Overfitting means obtaining good performance on the training set at the expense of good performance on the test set. Another way of putting it is that the model’s generalization is poor if there is overfitting.

Overfitting is more likely the smaller the training set is. That is because in a small set, patterns that might seem genuine might just be a result of random chance. (Again, think of all people in second class surviving, but there only being one person there.)

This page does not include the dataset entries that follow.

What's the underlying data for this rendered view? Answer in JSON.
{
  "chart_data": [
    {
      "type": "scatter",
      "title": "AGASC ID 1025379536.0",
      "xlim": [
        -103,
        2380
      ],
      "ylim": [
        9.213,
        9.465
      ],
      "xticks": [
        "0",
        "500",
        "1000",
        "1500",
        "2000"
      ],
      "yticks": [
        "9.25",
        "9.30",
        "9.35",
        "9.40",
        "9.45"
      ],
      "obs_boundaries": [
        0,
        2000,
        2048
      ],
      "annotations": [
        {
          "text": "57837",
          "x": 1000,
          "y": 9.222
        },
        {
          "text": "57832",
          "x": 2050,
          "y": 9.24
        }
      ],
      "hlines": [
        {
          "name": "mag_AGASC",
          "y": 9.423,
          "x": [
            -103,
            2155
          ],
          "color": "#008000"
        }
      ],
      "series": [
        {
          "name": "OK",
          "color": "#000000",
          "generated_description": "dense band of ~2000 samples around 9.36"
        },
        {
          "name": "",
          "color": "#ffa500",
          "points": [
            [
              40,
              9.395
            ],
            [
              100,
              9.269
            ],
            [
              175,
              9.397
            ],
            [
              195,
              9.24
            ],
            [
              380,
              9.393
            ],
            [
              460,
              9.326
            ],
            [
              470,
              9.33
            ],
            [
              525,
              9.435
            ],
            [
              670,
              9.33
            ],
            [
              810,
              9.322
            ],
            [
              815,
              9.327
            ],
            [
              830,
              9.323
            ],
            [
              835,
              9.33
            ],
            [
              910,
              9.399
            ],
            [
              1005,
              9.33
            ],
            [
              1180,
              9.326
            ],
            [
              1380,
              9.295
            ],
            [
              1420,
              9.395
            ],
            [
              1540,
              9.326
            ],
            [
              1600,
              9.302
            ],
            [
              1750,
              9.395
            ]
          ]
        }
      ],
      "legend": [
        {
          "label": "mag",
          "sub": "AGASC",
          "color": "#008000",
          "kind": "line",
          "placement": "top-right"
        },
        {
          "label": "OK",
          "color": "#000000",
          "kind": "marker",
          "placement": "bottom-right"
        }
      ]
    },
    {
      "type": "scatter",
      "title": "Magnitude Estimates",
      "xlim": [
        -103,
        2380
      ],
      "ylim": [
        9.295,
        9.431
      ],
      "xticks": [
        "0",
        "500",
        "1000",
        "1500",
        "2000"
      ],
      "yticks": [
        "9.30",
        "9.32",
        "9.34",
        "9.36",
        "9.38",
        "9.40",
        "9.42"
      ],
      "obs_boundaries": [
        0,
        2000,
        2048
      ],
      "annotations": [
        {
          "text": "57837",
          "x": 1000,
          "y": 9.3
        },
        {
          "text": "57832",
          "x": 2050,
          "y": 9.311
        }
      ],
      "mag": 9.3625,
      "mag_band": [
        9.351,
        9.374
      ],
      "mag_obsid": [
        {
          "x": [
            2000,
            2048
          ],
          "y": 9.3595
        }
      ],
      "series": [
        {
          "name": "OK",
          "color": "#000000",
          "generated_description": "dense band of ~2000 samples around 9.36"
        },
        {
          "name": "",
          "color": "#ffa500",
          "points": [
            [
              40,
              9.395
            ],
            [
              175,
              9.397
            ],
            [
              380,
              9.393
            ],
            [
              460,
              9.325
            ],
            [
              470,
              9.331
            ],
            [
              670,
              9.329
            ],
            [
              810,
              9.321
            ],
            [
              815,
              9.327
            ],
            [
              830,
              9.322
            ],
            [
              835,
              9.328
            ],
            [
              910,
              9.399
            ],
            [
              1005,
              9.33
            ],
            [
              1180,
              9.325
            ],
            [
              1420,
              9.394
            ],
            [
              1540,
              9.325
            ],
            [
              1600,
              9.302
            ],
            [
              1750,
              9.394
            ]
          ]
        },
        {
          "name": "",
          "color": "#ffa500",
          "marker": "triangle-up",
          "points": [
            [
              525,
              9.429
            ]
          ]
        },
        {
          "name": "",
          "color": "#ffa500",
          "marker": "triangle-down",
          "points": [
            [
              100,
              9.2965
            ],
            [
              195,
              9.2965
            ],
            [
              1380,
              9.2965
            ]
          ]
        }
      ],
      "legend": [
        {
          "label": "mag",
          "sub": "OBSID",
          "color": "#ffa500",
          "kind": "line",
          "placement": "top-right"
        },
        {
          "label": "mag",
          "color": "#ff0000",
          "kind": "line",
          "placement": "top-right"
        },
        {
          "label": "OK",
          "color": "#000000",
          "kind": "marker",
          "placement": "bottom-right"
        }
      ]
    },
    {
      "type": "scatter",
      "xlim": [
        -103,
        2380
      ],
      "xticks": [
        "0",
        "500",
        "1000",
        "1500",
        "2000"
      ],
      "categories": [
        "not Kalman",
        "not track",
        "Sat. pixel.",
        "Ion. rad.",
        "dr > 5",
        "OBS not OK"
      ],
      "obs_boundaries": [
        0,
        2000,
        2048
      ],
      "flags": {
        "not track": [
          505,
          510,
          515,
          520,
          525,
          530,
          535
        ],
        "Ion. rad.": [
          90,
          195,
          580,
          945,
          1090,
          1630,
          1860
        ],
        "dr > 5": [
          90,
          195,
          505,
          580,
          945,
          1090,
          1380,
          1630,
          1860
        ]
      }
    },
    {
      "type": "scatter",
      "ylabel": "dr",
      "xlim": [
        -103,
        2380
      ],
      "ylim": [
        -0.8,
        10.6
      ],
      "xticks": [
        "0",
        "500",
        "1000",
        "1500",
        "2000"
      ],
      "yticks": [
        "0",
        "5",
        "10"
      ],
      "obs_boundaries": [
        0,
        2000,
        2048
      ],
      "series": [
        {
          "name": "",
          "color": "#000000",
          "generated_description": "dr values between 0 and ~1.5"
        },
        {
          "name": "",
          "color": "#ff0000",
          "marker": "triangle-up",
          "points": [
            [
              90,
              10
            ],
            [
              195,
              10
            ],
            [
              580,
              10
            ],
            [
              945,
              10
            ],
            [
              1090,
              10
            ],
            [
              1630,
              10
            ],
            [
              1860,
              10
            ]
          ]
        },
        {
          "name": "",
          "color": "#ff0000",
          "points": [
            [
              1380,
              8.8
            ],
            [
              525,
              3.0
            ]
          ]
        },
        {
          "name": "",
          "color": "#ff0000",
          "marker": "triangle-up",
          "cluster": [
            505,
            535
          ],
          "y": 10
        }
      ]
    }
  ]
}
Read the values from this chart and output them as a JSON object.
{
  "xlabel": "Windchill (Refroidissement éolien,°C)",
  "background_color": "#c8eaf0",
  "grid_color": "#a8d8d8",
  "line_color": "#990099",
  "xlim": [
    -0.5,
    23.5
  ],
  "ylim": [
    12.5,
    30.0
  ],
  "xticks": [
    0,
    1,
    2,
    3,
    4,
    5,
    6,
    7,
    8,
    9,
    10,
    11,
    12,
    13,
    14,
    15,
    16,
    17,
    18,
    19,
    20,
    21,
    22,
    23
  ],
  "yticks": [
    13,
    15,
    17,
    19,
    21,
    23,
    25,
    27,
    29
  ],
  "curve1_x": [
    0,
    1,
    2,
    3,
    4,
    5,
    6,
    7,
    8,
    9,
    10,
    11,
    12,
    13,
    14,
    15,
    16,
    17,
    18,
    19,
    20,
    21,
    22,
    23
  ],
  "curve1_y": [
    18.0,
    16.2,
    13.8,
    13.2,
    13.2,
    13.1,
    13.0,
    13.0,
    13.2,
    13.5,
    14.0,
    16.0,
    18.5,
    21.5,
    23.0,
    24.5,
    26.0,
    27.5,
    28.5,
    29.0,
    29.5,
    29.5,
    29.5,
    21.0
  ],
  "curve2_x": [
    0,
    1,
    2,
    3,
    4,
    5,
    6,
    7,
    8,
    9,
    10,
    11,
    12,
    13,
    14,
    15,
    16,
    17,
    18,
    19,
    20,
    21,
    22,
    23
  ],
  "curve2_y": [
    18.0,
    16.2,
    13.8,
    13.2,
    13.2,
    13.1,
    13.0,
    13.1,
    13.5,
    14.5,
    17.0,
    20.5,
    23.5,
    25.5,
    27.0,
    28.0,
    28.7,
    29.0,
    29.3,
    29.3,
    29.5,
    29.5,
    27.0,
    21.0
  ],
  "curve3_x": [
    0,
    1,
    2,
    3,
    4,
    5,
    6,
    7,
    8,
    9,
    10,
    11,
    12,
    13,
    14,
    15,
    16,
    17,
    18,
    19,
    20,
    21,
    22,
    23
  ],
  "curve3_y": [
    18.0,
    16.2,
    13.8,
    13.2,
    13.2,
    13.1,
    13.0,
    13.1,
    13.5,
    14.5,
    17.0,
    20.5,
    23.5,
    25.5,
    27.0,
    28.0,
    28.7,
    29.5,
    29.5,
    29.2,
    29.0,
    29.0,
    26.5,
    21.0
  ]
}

Overfitting is also more likely if we use categorical variables, particularly with large numbers of categories. Think for example of predicting based on the last name – if you happen to have just one Jones in the dataset, and they survived, it doesn’t mean that other Joneses will survive, but the model will think so.

Cross-validation

We sometimes want to try different models, and pick the best one. Generally, we would evaluate the models by measuring the performance on the validation set, pick the best one, and then evaluate the final model on the test set.

If we had used the validation set as the test set, we would be overestimating how well the model would perform on new data – basically, we’d be overfitting on the test set.